Even in supposedly serious and noble-minded web conversation, an awful lot of it seems to add little to understanding. Yes, at times, even at Overcoming Bias. I have long wondered what the core problem is, and how to make it clear to these authors. Here is my best shot: good arguments try to be modular.
When I moved from physics to software long ago, I learned the overwhelming importance of modularity; you must write complex software in a way that lets you test and change one small part with minimal attention to other parts. When I became an academic I learned that academia gains its power similarly. Academics specialize, and write so related specialists can understand each contribution with a minimal understanding of other contributions.
A good arguer considers what his audience knows, and what sort of evidence or analysis they find persuasive. A good arguer may have some big final conclusions he wants his audience to reach, but he will usually not try to argue for them in one step. Instead, he breaks his argument into small modular parts, each of which is pretty likely to convince most of an open-minded audience of one small new conclusion in a relatively short time. He takes care to explain what he means in terms they understand, and to summarize his new small conclusion so that it can be ready to build on in future arguments.
Of course sometimes he will over or under estimate such tasks, his audience will find flaws in his argument, or he will probe to see what future arguments may require. And sometimes the reward will not seem worth the effort.
In useless arguments, people often just state strong claims, daring others to prove them wrong. Such a position taker often does not even bother to make his claim clear, daring others to prove that nothing he could mean could be true. Such bad arguers are more often unwilling to respond to questions asking them to clarify their claim, or to outline what argument path could support their claim.

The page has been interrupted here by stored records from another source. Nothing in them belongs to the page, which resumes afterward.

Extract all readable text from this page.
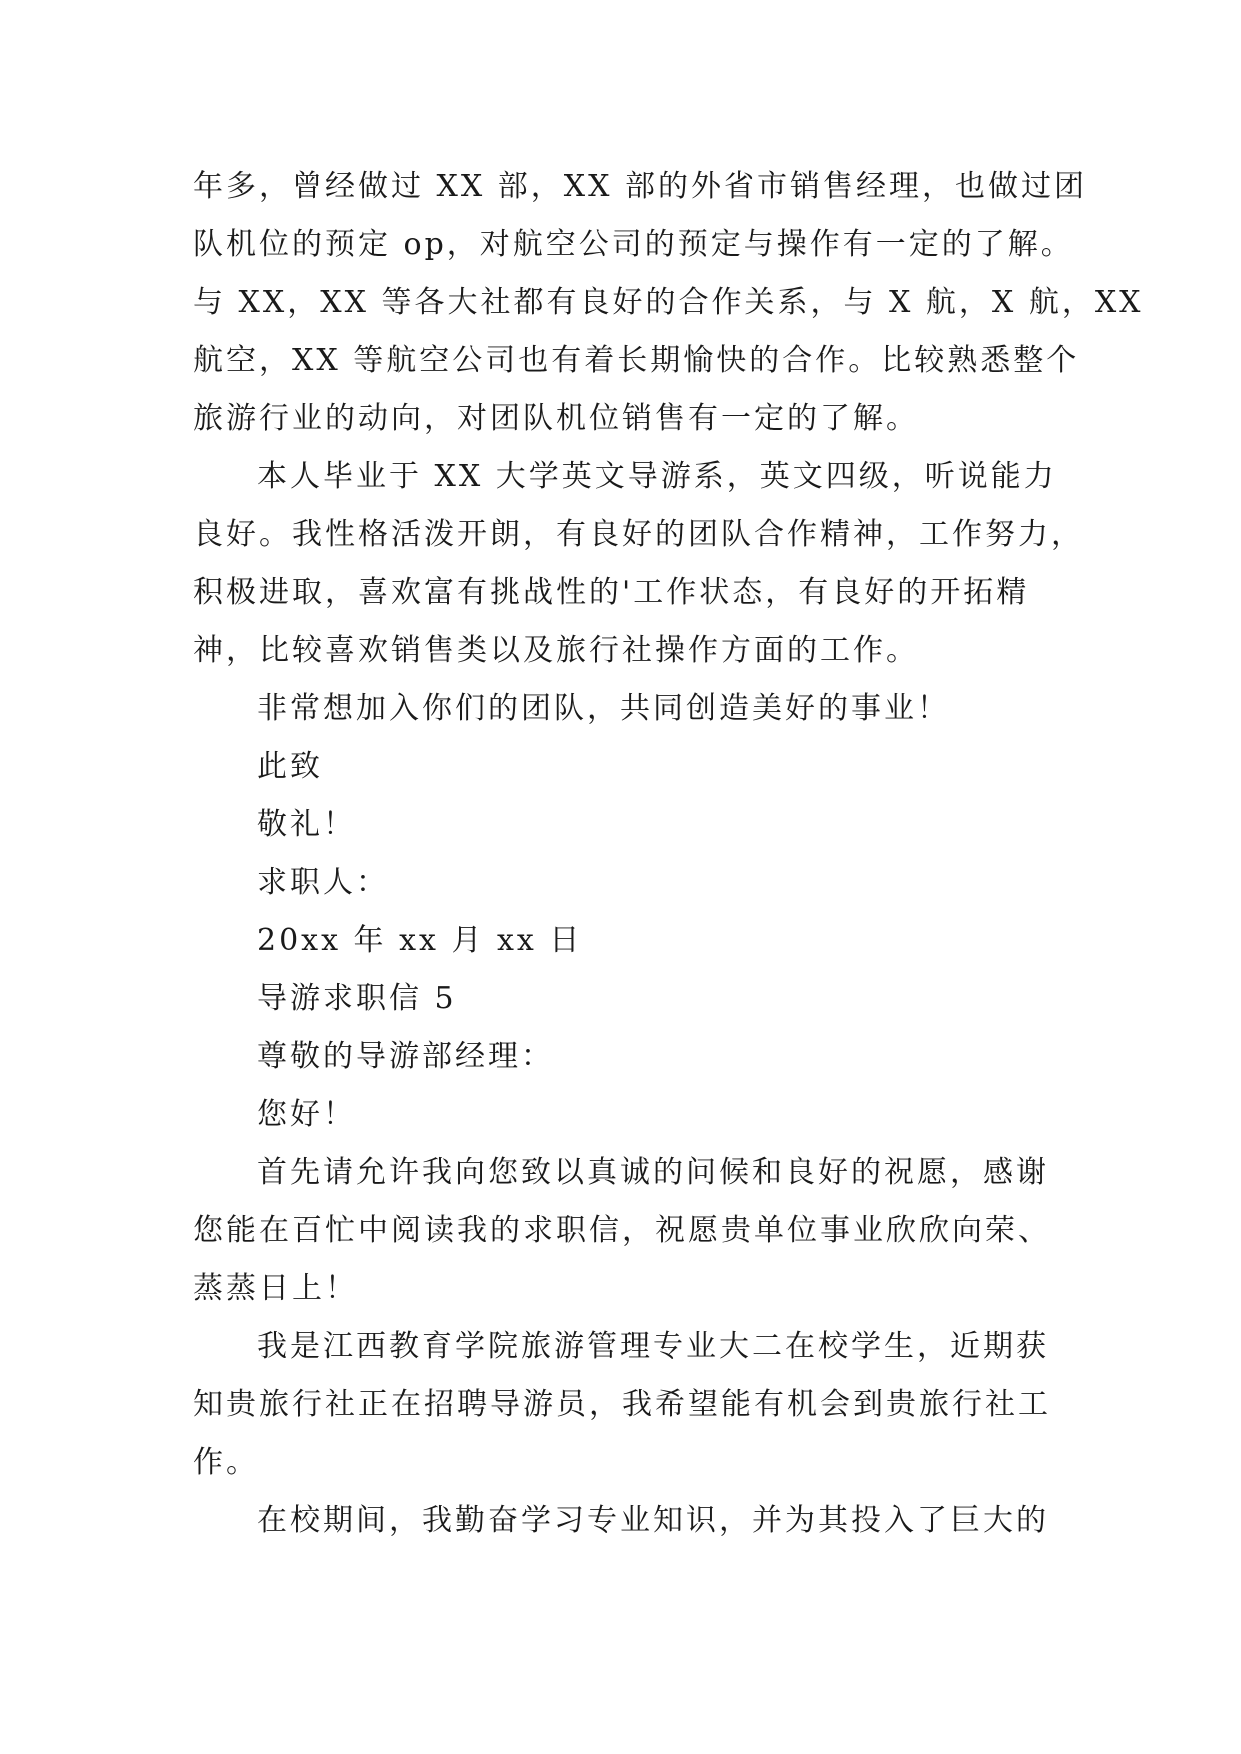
年多，曾经做过 XX 部，XX 部的外省市销售经理，也做过团
队机位的预定 op，对航空公司的预定与操作有一定的了解。
与 XX，XX 等各大社都有良好的合作关系，与 X 航，X 航，XX
航空，XX 等航空公司也有着长期愉快的合作。比较熟悉整个
旅游行业的动向，对团队机位销售有一定的了解。
本人毕业于 XX 大学英文导游系，英文四级，听说能力
良好。我性格活泼开朗，有良好的团队合作精神，工作努力，
积极进取，喜欢富有挑战性的'工作状态，有良好的开拓精
神，比较喜欢销售类以及旅行社操作方面的工作。
非常想加入你们的团队，共同创造美好的事业！
此致
敬礼！
求职人：
20xx 年 xx 月 xx 日
导游求职信 5
尊敬的导游部经理：
您好！
首先请允许我向您致以真诚的问候和良好的祝愿，感谢
您能在百忙中阅读我的求职信，祝愿贵单位事业欣欣向荣、
蒸蒸日上！
我是江西教育学院旅游管理专业大二在校学生，近期获
知贵旅行社正在招聘导游员，我希望能有机会到贵旅行社工
作。
在校期间，我勤奋学习专业知识，并为其投入了巨大的
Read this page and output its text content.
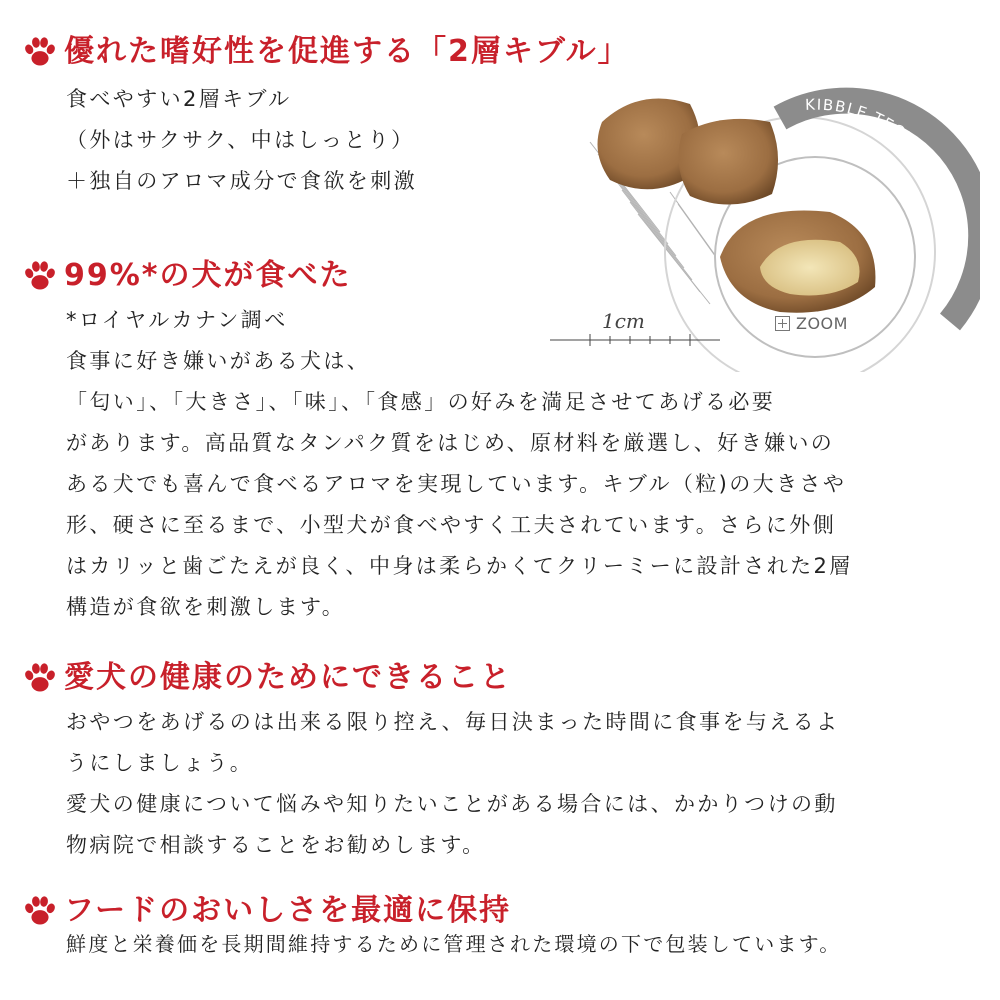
優れた嗜好性を促進する「2層キブル」
食べやすい2層キブル
（外はサクサク、中はしっとり）
＋独自のアロマ成分で食欲を刺激
KIBBLE TECHNOLOGY
1cm	ZOOM
99%*の犬が食べた
*ロイヤルカナン調べ
食事に好き嫌いがある犬は、
「匂い」、「大きさ」、「味」、「食感」の好みを満足させてあげる必要
があります。高品質なタンパク質をはじめ、原材料を厳選し、好き嫌いの
ある犬でも喜んで食べるアロマを実現しています。キブル（粒)の大きさや
形、硬さに至るまで、小型犬が食べやすく工夫されています。さらに外側
はカリッと歯ごたえが良く、中身は柔らかくてクリーミーに設計された2層
構造が食欲を刺激します。
愛犬の健康のためにできること
おやつをあげるのは出来る限り控え、毎日決まった時間に食事を与えるよ
うにしましょう。
愛犬の健康について悩みや知りたいことがある場合には、かかりつけの動
物病院で相談することをお勧めします。
フードのおいしさを最適に保持
鮮度と栄養価を長期間維持するために管理された環境の下で包装しています。
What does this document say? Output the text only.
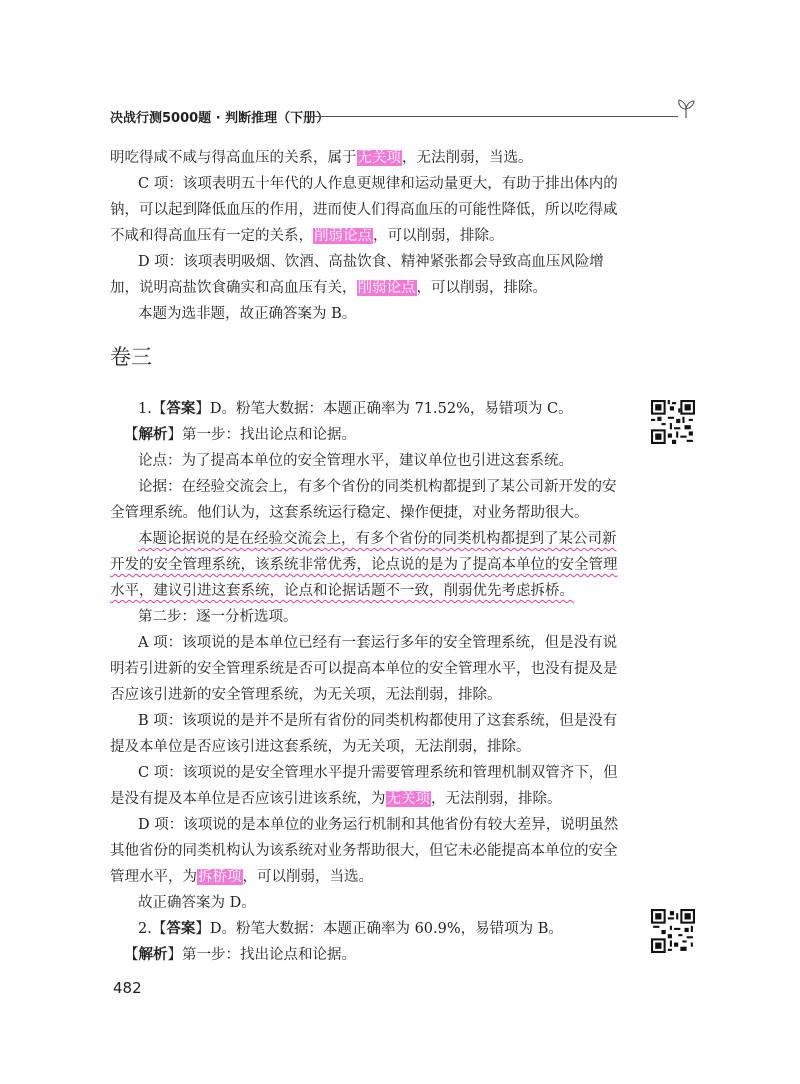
决战行测5000题 · 判断推理（下册）

明吃得咸不咸与得高血压的关系，属于无关项，无法削弱，当选。

C 项：该项表明五十年代的人作息更规律和运动量更大，有助于排出体内的钠，可以起到降低血压的作用，进而使人们得高血压的可能性降低，所以吃得咸不咸和得高血压有一定的关系，削弱论点，可以削弱，排除。

D 项：该项表明吸烟、饮酒、高盐饮食、精神紧张都会导致高血压风险增加，说明高盐饮食确实和高血压有关，削弱论点，可以削弱，排除。

本题为选非题，故正确答案为 B。

卷三

1.【答案】D。粉笔大数据：本题正确率为 71.52%，易错项为 C。

【解析】第一步：找出论点和论据。

论点：为了提高本单位的安全管理水平，建议单位也引进这套系统。

论据：在经验交流会上，有多个省份的同类机构都提到了某公司新开发的安全管理系统。他们认为，这套系统运行稳定、操作便捷，对业务帮助很大。

本题论据说的是在经验交流会上，有多个省份的同类机构都提到了某公司新开发的安全管理系统，该系统非常优秀，论点说的是为了提高本单位的安全管理水平，建议引进这套系统，论点和论据话题不一致，削弱优先考虑拆桥。

第二步：逐一分析选项。

A 项：该项说的是本单位已经有一套运行多年的安全管理系统，但是没有说明若引进新的安全管理系统是否可以提高本单位的安全管理水平，也没有提及是否应该引进新的安全管理系统，为无关项，无法削弱，排除。

B 项：该项说的是并不是所有省份的同类机构都使用了这套系统，但是没有提及本单位是否应该引进这套系统，为无关项，无法削弱，排除。

C 项：该项说的是安全管理水平提升需要管理系统和管理机制双管齐下，但是没有提及本单位是否应该引进该系统，为无关项，无法削弱，排除。

D 项：该项说的是本单位的业务运行机制和其他省份有较大差异，说明虽然其他省份的同类机构认为该系统对业务帮助很大，但它未必能提高本单位的安全管理水平，为拆桥项，可以削弱，当选。

故正确答案为 D。

2.【答案】D。粉笔大数据：本题正确率为 60.9%，易错项为 B。

【解析】第一步：找出论点和论据。

482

Of course not every audience is worth the effort to craft an argument to convince them, and there can be a point to just making clear to some audience that there are people who disagree with them. But if you bother to talk a lot to some audience not yet convinced of your views, yet you do not pursue a path of modular arguments to convince them, ask yourself: just why are you talking to them?
This thread wouldn't be complete without a reference to argument mapping: http://en.wikipedia.org/wik...
Hal, it would be very interesting to explore the analogy between dependency hell in software and who talks to who about what in ideas.